Only three reports about the strike
appeared in the last 24 hours, a measure of the government’s crackdown on coverage
rather than of the strength and size of the drivers’ action against the Plato
fee system and the government’s efforts to extract more money from them and
impose greater controls on their activities.
First, in Vladivostok, officials tried various
devices to block or at least divert the truckers and their plans for a rally,
but the truckers assembled anyway and despite official bans on signs put up ones
declaring that “we are the only source of power in Russia. We are the bearers
of sovereignty” (dv.kp.ru/daily/26774/3807662/).

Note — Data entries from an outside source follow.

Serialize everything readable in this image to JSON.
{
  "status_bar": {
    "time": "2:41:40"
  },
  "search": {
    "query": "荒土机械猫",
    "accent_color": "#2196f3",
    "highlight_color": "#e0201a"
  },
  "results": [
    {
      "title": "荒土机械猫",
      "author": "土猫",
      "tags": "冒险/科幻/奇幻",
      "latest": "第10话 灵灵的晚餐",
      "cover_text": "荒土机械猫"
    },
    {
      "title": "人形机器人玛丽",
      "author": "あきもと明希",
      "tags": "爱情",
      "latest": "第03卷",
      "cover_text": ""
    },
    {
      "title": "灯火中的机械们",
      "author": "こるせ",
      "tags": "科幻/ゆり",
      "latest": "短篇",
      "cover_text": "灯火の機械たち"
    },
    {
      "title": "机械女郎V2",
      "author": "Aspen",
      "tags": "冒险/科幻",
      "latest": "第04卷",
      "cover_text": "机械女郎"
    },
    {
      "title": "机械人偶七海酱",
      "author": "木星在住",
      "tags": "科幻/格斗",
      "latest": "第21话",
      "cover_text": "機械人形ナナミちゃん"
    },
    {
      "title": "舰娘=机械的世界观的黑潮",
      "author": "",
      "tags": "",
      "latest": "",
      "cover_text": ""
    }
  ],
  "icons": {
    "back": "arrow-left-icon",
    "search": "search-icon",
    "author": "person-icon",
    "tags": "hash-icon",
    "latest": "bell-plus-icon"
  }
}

Perhaps important for the future,
the United Carriers Union action against Plato was joined not only by members
of the National-Liberation Movement (NOD) but also by members of the public who
said that they viewed the truck drivers as their allies in opposing rapidly
rising domestic gas prices.
Second, in Yekaterinburg, the truckers
appealed to all drivers to stop their cars or trucks in sympathy with
them. The long-haul drivers there have
been out since December 15 to demand the repeal not only of the Plato fee
system but also of weight and other restrictions the authorities have imposed
on them recently (oblgazeta.ru/news/32454/).
And third, drivers elsewhere in
Sverdlovsk oblast declared that they were ready to continue their strike, even
though some drivers have been arrested and will be tried tomorrow (eanews.ru/news/society/V_Sverdlovskoy_oblasti_budut_sudit_dalnoboyschikov_za_stachku_protiv_Platona_25_12_2017/).
The Sverdlovsk drivers told local
journalists they were encouraged by the fact that they have been able to join
forces with the all-Russian action against rising gas prices. How much coverage
that protest will receive remains very much an open question.